Lazarus Group Launders $1.5 Billion in Crypto Through Black U Mixer

Coin WorldWednesday, Jun 18, 2025 5:33 am ET
2min read

The Lazarus Group, a notorious hacking collective linked to North Korea, has been identified as using the Black U Mixer to launder stolen cryptocurrency. This

comes from crypto investigator ZachXBT, who noted that illicit laundering networks and small over-the-counter (OTC) brokers have successfully laundered funds stolen in several recent hacks attributed to the Lazarus Group. The group has reportedly laundered over $1.5 billion through various channels, with ZachXBT's analysis tracking over $200 million across 25 hacks since August 2020. Primary assets include ETH, BTC, and ERC-20 tokens.

The funds, allegedly stolen in hacks including the Bybit incident, are being laundered through OTC brokers, mixers, and P2P exchanges. This series of actions has not caused any immediate Total Value Locked (TVL) drops in DeFi protocols, although liquidity anomalies in meme coins are noticeable. Affected parties include exchanges and brokers who have become unwitting accomplices in these activities. The impact extends to both financial and regulatory spheres, prompting discussions on tightening anti-money laundering practices. Meme coins have experienced unusual trading volumes as laundering occurred. Immediate effects on the broader markets have been contained, but the call for improved AML and tracking measures is growing.

The FBI acknowledges Lazarus Group's role and underscores the need for heightened surveillance of cryptocurrency activities. Analysts anticipate wider moves to regulate mixer services and exchanges involved. Efforts to counteract these laundering channels could entail increased market volatility, reflective of past incidents involving the Lazarus Group. The Lazarus Group's tactics include using various methods to launder stolen funds, such as chain hopping, crypto mixers, peer-to-peer (P2P) platforms, and small virtual asset service providers (VASPs).
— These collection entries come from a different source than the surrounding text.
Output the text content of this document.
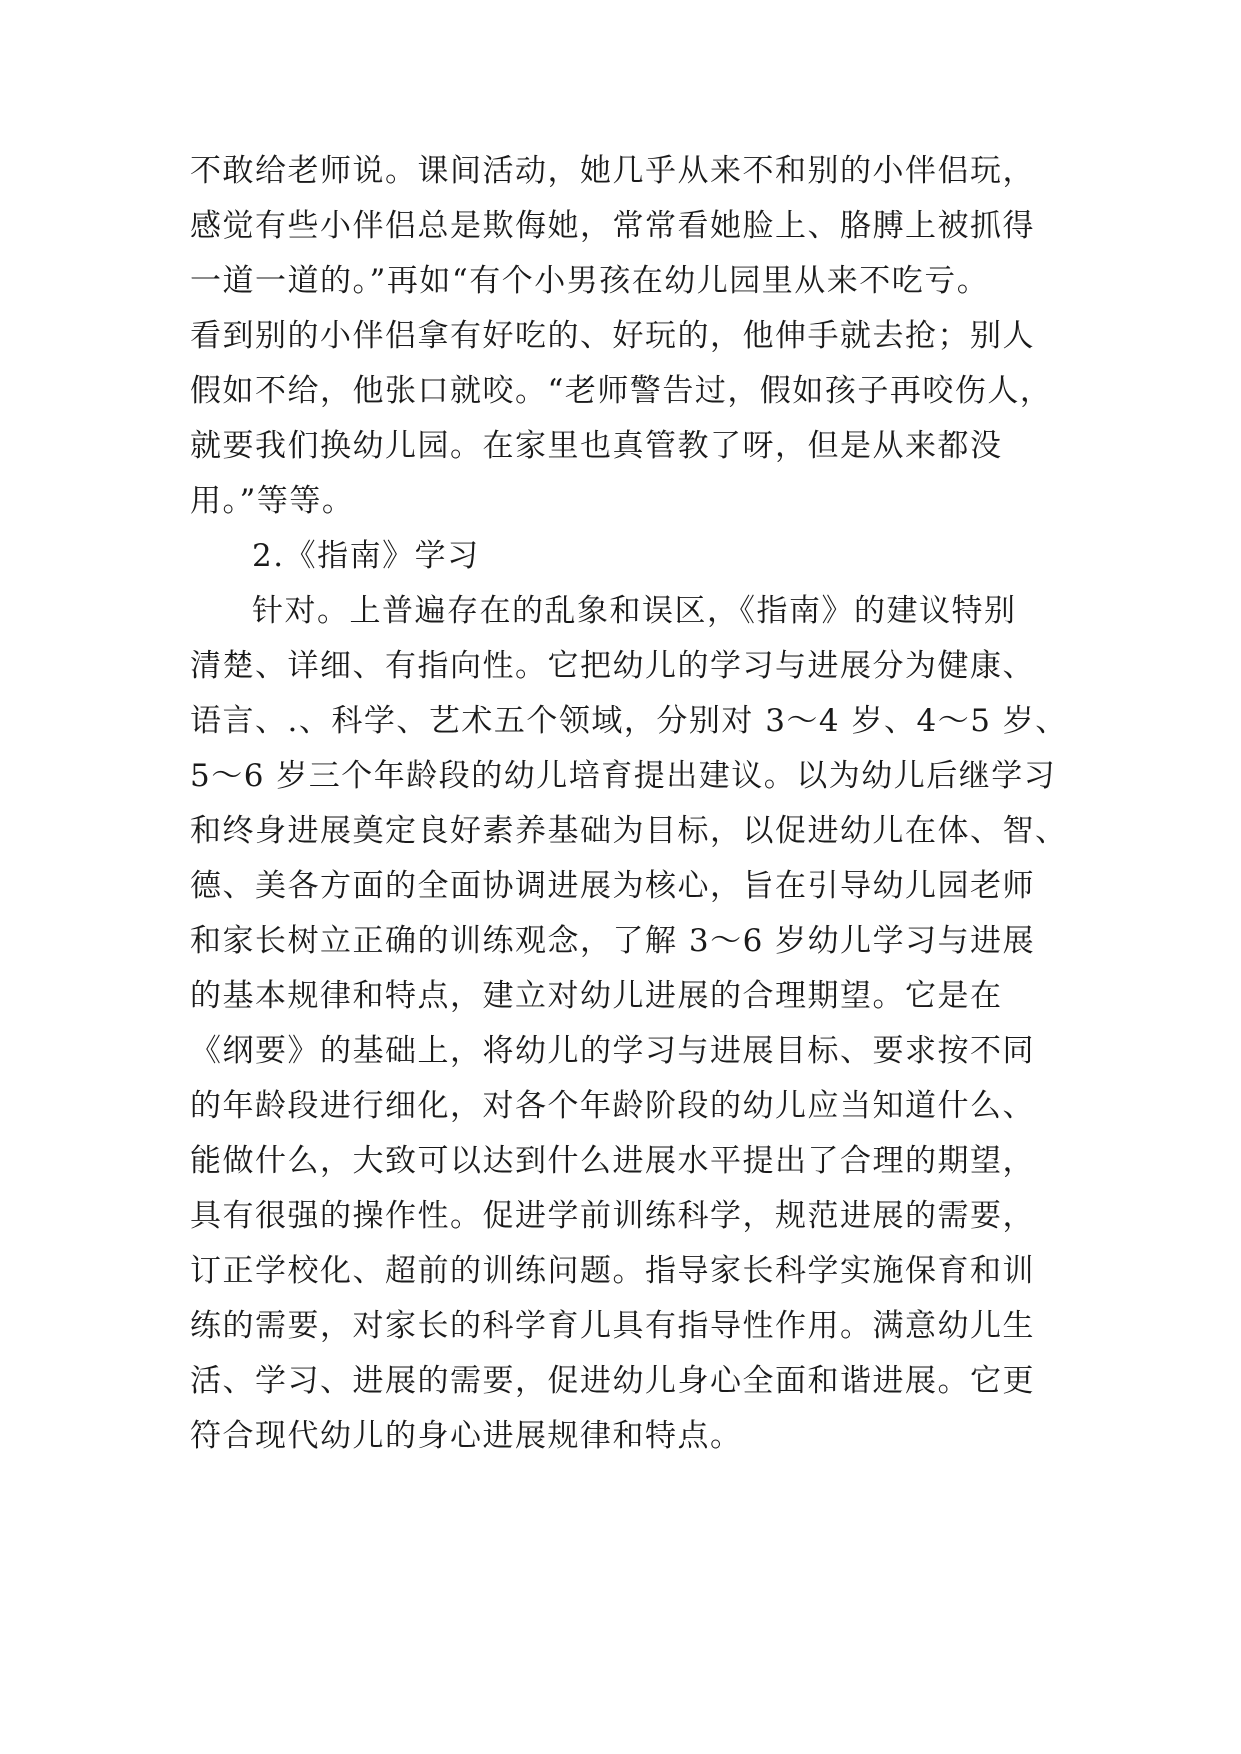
不敢给老师说。课间活动，她几乎从来不和别的小伴侣玩，
感觉有些小伴侣总是欺侮她，常常看她脸上、胳膊上被抓得
一道一道的。”再如“有个小男孩在幼儿园里从来不吃亏。
看到别的小伴侣拿有好吃的、好玩的，他伸手就去抢；别人
假如不给，他张口就咬。“老师警告过，假如孩子再咬伤人，
就要我们换幼儿园。在家里也真管教了呀，但是从来都没
用。”等等。
2.《指南》学习
针对。上普遍存在的乱象和误区，《指南》的建议特别
清楚、详细、有指向性。它把幼儿的学习与进展分为健康、
语言、.、科学、艺术五个领域，分别对 3～4 岁、4～5 岁、
5～6 岁三个年龄段的幼儿培育提出建议。以为幼儿后继学习
和终身进展奠定良好素养基础为目标，以促进幼儿在体、智、
德、美各方面的全面协调进展为核心，旨在引导幼儿园老师
和家长树立正确的训练观念，了解 3～6 岁幼儿学习与进展
的基本规律和特点，建立对幼儿进展的合理期望。它是在
《纲要》的基础上，将幼儿的学习与进展目标、要求按不同
的年龄段进行细化，对各个年龄阶段的幼儿应当知道什么、
能做什么，大致可以达到什么进展水平提出了合理的期望，
具有很强的操作性。促进学前训练科学，规范进展的需要，
订正学校化、超前的训练问题。指导家长科学实施保育和训
练的需要，对家长的科学育儿具有指导性作用。满意幼儿生
活、学习、进展的需要，促进幼儿身心全面和谐进展。它更
符合现代幼儿的身心进展规律和特点。
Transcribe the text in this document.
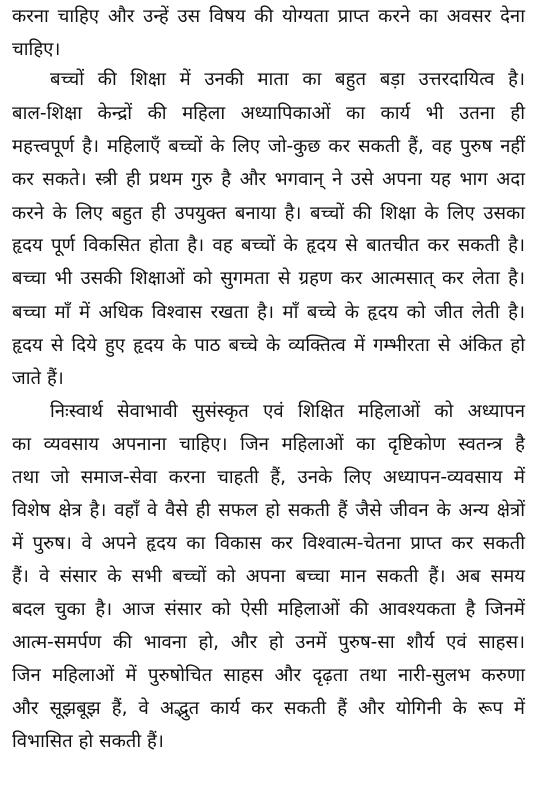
करना चाहिए और उन्हें उस विषय की योग्यता प्राप्त करने का अवसर देना
चाहिए।
बच्चों की शिक्षा में उनकी माता का बहुत बड़ा उत्तरदायित्व है।
बाल-शिक्षा केन्द्रों की महिला अध्यापिकाओं का कार्य भी उतना ही
महत्त्वपूर्ण है। महिलाएँ बच्चों के लिए जो-कुछ कर सकती हैं, वह पुरुष नहीं
कर सकते। स्त्री ही प्रथम गुरु है और भगवान् ने उसे अपना यह भाग अदा
करने के लिए बहुत ही उपयुक्त बनाया है। बच्चों की शिक्षा के लिए उसका
हृदय पूर्ण विकसित होता है। वह बच्चों के हृदय से बातचीत कर सकती है।
बच्चा भी उसकी शिक्षाओं को सुगमता से ग्रहण कर आत्मसात् कर लेता है।
बच्चा माँ में अधिक विश्वास रखता है। माँ बच्चे के हृदय को जीत लेती है।
हृदय से दिये हुए हृदय के पाठ बच्चे के व्यक्तित्व में गम्भीरता से अंकित हो
जाते हैं।
निःस्वार्थ सेवाभावी सुसंस्कृत एवं शिक्षित महिलाओं को अध्यापन
का व्यवसाय अपनाना चाहिए। जिन महिलाओं का दृष्टिकोण स्वतन्त्र है
तथा जो समाज-सेवा करना चाहती हैं, उनके लिए अध्यापन-व्यवसाय में
विशेष क्षेत्र है। वहाँ वे वैसे ही सफल हो सकती हैं जैसे जीवन के अन्य क्षेत्रों
में पुरुष। वे अपने हृदय का विकास कर विश्वात्म-चेतना प्राप्त कर सकती
हैं। वे संसार के सभी बच्चों को अपना बच्चा मान सकती हैं। अब समय
बदल चुका है। आज संसार को ऐसी महिलाओं की आवश्यकता है जिनमें
आत्म-समर्पण की भावना हो, और हो उनमें पुरुष-सा शौर्य एवं साहस।
जिन महिलाओं में पुरुषोचित साहस और दृढ़ता तथा नारी-सुलभ करुणा
और सूझबूझ हैं, वे अद्भुत कार्य कर सकती हैं और योगिनी के रूप में
विभासित हो सकती हैं।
In February, the Lazarus Group hacked one of ByBit’s suppliers to secretly alter the digital wallet address for a transfer of 401,000 Ethereum. The group was accused of not stopping criminals from cashing out more than $90 million through the platform. This raised questions about whether North Korea had expanded its laundering capacity, as criminal financial networks have never moved that quickly to process funds. The Lazarus Group's use of the Black U Mixer and other sophisticated laundering techniques underscores the need for increased vigilance and cooperation among global financial regulators. The group's ability to launder stolen funds through various methods highlights the challenges faced by law enforcement agencies in tracking and recovering illicitly obtained cryptocurrency.

As the crypto industry continues to evolve, it is crucial for exchanges and other service providers to implement robust anti-money laundering (AML) measures to prevent the misuse of their platforms for illicit activities. The Lazarus Group's activities have been a significant concern for global financial regulators. In March 2020, the U.S. Department of the Treasury’s Office of Foreign Assets Control (OFAC) sanctioned two Chinese nationals, Tian Yinyin and

Jiadong, for laundering over $100 million in stolen funds linked to the Lazarus Group. This action underscored the U.S. government's commitment to protecting the global financial system from cyber-crime. The Lazarus Group's laundering activities impact global cryptocurrency markets and highlight risks in cybercrime tactics. Industry leaders demand enhanced security and AML protocols.